Higher levels of sugar and fat found in Irish breakfast cereals

by Guy Hiscott

Some breakfast cereals in Ireland contain higher levels of fat and sugar than the same product sold in other countries, a survey has revealed.

According to the results of international research published in Consumer Choice magazine, cereals in Ireland contained ‘unacceptably’ high levels of sugar.

The survey found Kellogg’s Coco Pops Coco Rocks contained almost 9% fat in Ireland, but only 1.3% fat when sold in Australia and New Zealand. Rice Krispies were found to contain 13% here, but only 10% sugar in most of the other 13 countries surveyed. Fat levels in this product were 1-1.3% in Ireland, but only 0.7% in the US, Australia and New Zealand.

However, despite the cereals being less healthy than in other countries, the study also found that Irish consumers are subjected to health claims in product advertising. For example, an Irish box of Kellogg’s Frosties claims the cereal has the goodness of grains, but in six other countries where the product is sold, no similar claim is made.

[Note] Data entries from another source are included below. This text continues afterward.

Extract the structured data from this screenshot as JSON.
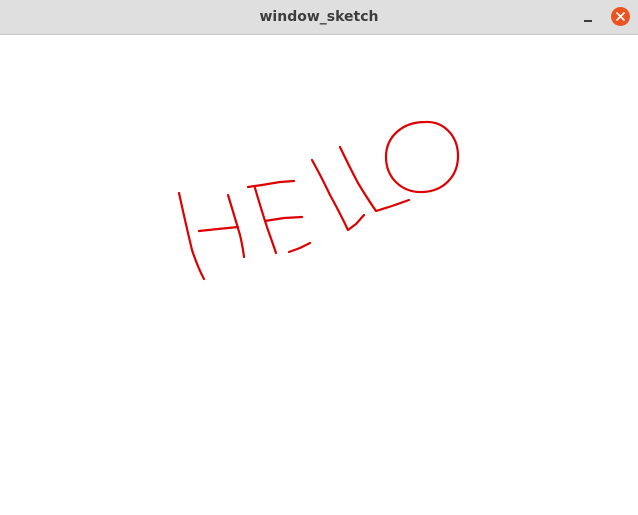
{
  "window": {
    "title": "window_sketch",
    "controls": {
      "minimize_icon": "minimize-icon",
      "close_icon": "close-icon",
      "close_color": "#e95420"
    }
  },
  "canvas": {
    "background": "#ffffff",
    "stroke_color": "#dd0000",
    "drawing_description": "freehand HELLO"
  }
}
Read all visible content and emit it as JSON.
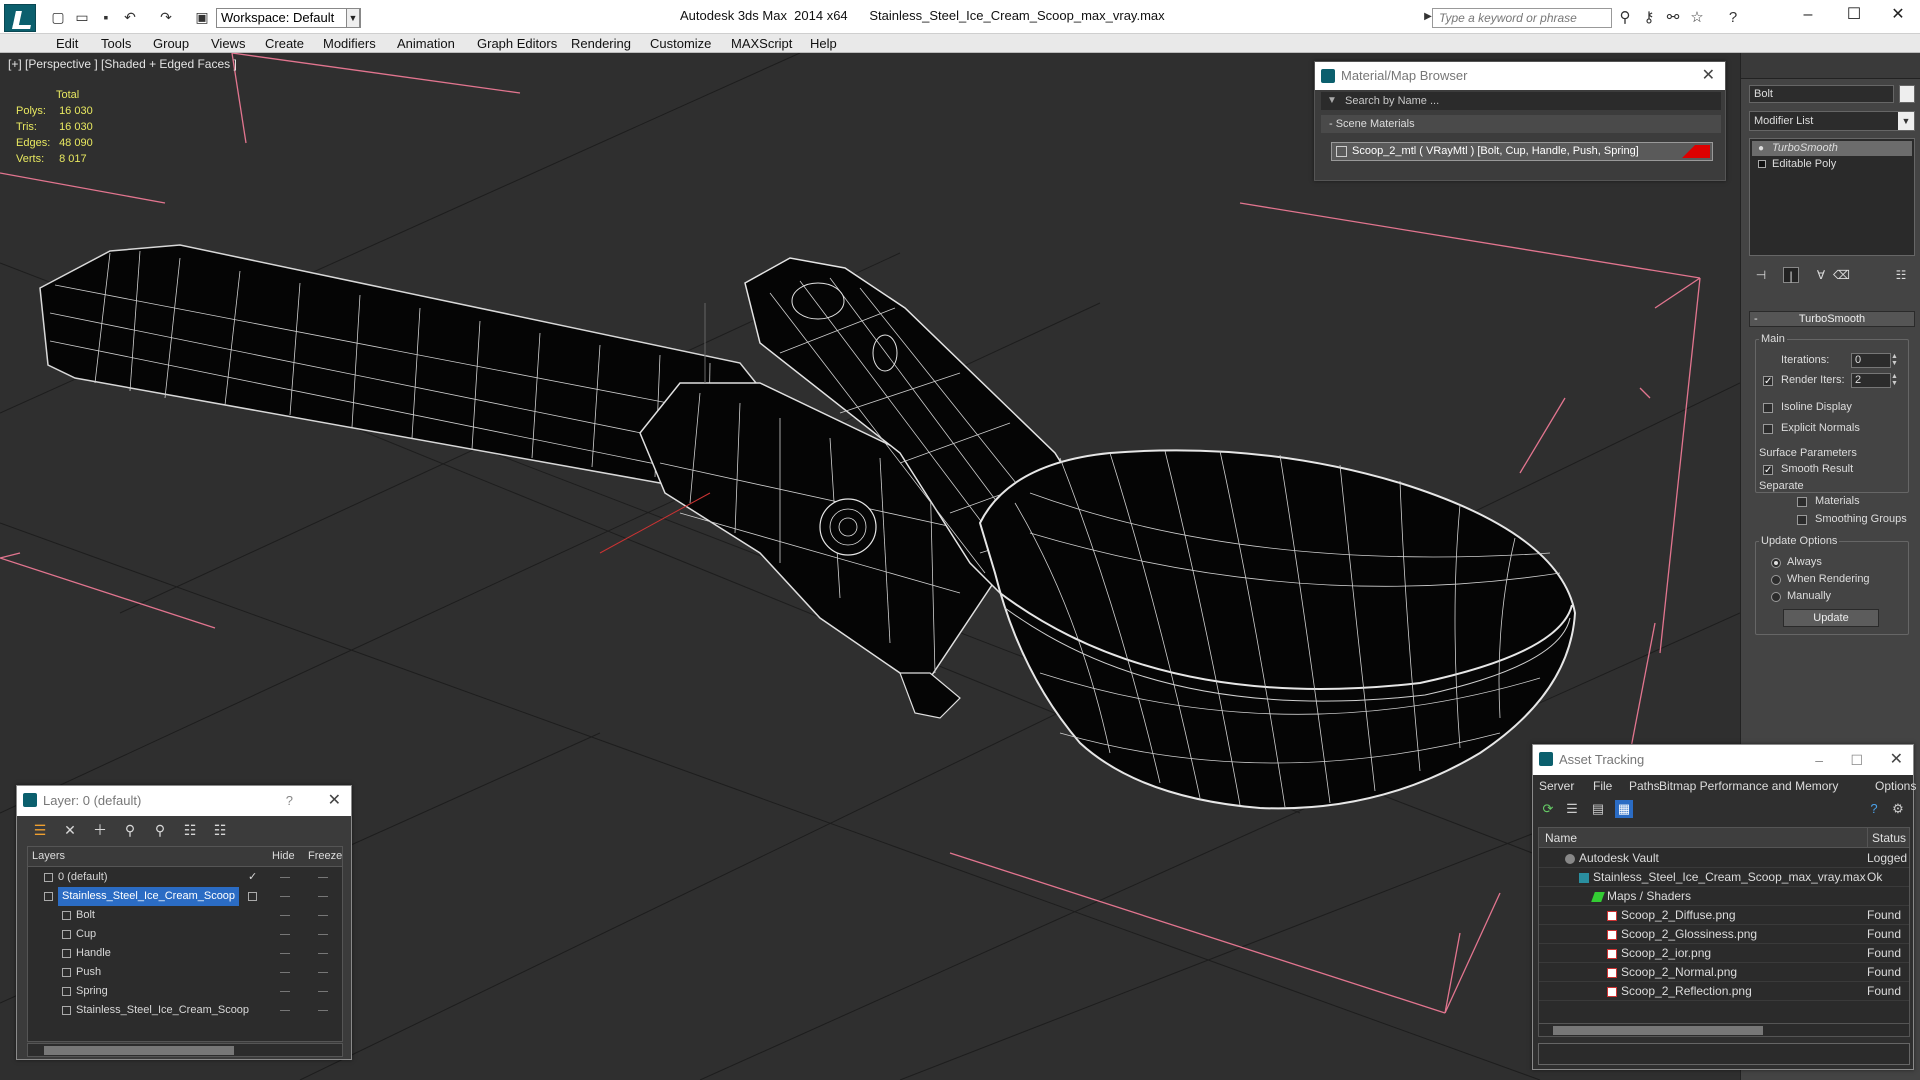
{
  "app": {
    "title": "Autodesk 3ds Max  2014 x64",
    "file": "Stainless_Steel_Ice_Cream_Scoop_max_vray.max",
    "workspace": "Workspace: Default",
    "search_placeholder": "Type a keyword or phrase"
  },
  "menu": [
    "Edit",
    "Tools",
    "Group",
    "Views",
    "Create",
    "Modifiers",
    "Animation",
    "Graph Editors",
    "Rendering",
    "Customize",
    "MAXScript",
    "Help"
  ],
  "viewport": {
    "label": "[+] [Perspective ] [Shaded + Edged Faces ]",
    "stats": {
      "header": "Total",
      "polys_label": "Polys:",
      "polys": "16 030",
      "tris_label": "Tris:",
      "tris": "16 030",
      "edges_label": "Edges:",
      "edges": "48 090",
      "verts_label": "Verts:",
      "verts": "8 017"
    }
  },
  "material_browser": {
    "title": "Material/Map Browser",
    "search_placeholder": "Search by Name ...",
    "section": "- Scene Materials",
    "material": "Scoop_2_mtl  ( VRayMtl ) [Bolt, Cup, Handle, Push, Spring]",
    "colors": {
      "swatch": "#dd0000"
    }
  },
  "command_panel": {
    "object_name": "Bolt",
    "modifier_list": "Modifier List",
    "stack": [
      "TurboSmooth",
      "Editable Poly"
    ],
    "rollout_title": "TurboSmooth",
    "main_label": "Main",
    "iterations_label": "Iterations:",
    "iterations": "0",
    "render_iters_label": "Render Iters:",
    "render_iters": "2",
    "render_iters_checked": true,
    "isoline_label": "Isoline Display",
    "explicit_normals_label": "Explicit Normals",
    "surface_params_label": "Surface Parameters",
    "smooth_result_label": "Smooth Result",
    "separate_label": "Separate",
    "materials_label": "Materials",
    "smoothing_groups_label": "Smoothing Groups",
    "update_options_label": "Update Options",
    "always_label": "Always",
    "when_rendering_label": "When Rendering",
    "manually_label": "Manually",
    "update_button": "Update"
  },
  "layers": {
    "title": "Layer: 0 (default)",
    "help": "?",
    "col_layers": "Layers",
    "col_hide": "Hide",
    "col_freeze": "Freeze",
    "rows": [
      {
        "name": "0 (default)",
        "indent": 0
      },
      {
        "name": "Stainless_Steel_Ice_Cream_Scoop",
        "indent": 0
      },
      {
        "name": "Bolt",
        "indent": 1
      },
      {
        "name": "Cup",
        "indent": 1
      },
      {
        "name": "Handle",
        "indent": 1
      },
      {
        "name": "Push",
        "indent": 1
      },
      {
        "name": "Spring",
        "indent": 1
      },
      {
        "name": "Stainless_Steel_Ice_Cream_Scoop",
        "indent": 1
      }
    ]
  },
  "asset_tracking": {
    "title": "Asset Tracking",
    "menu": [
      "Server",
      "File",
      "Paths",
      "Bitmap Performance and Memory",
      "Options"
    ],
    "col_name": "Name",
    "col_status": "Status",
    "rows": [
      {
        "name": "Autodesk Vault",
        "status": "Logged Out",
        "indent": 1
      },
      {
        "name": "Stainless_Steel_Ice_Cream_Scoop_max_vray.max",
        "status": "Ok",
        "indent": 2
      },
      {
        "name": "Maps / Shaders",
        "status": "",
        "indent": 3
      },
      {
        "name": "Scoop_2_Diffuse.png",
        "status": "Found",
        "indent": 4
      },
      {
        "name": "Scoop_2_Glossiness.png",
        "status": "Found",
        "indent": 4
      },
      {
        "name": "Scoop_2_ior.png",
        "status": "Found",
        "indent": 4
      },
      {
        "name": "Scoop_2_Normal.png",
        "status": "Found",
        "indent": 4
      },
      {
        "name": "Scoop_2_Reflection.png",
        "status": "Found",
        "indent": 4
      }
    ]
  },
  "colors": {
    "viewport_bg": "#2f2f2f",
    "selection": "#2b6cc4",
    "stats": "#e8e860",
    "bbox": "#e86a8a"
  }
}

The Consumers’ Association of Ireland (CAI), which publishes Consumer Choice, says the results show manufacturers can produce healthier cereals with lower amounts of sugar, salt and fat.

Kellogg’s Ireland described the survey as alarmist. A spokesperson said it was based on an average portion size of 100g, when the average child would eat no more than 30-40g per serving.

Breakfast cereals contributed only 13-15% of the average child’s daily sugar requirement while providing a significant portion of the vitamins and nutrients they need.

When questioned about why the company made some products for the Irish market with higher sugar and salt levels, the spokesperson said brand formulation varied from continent to continent for a variety of reasons.

The research does not explain why the formulation of cereal products varies, but it is thought to be due to perceived differences in national tastes, suggesting the Irish may be seen as having a sweeter tooth.

The research, carried out by 31 consumer organisations around the world, says cartoons, bright colours, prize tokens and other marketing strategies are widely used to ‘entice’ children to eat high-sugar cereals.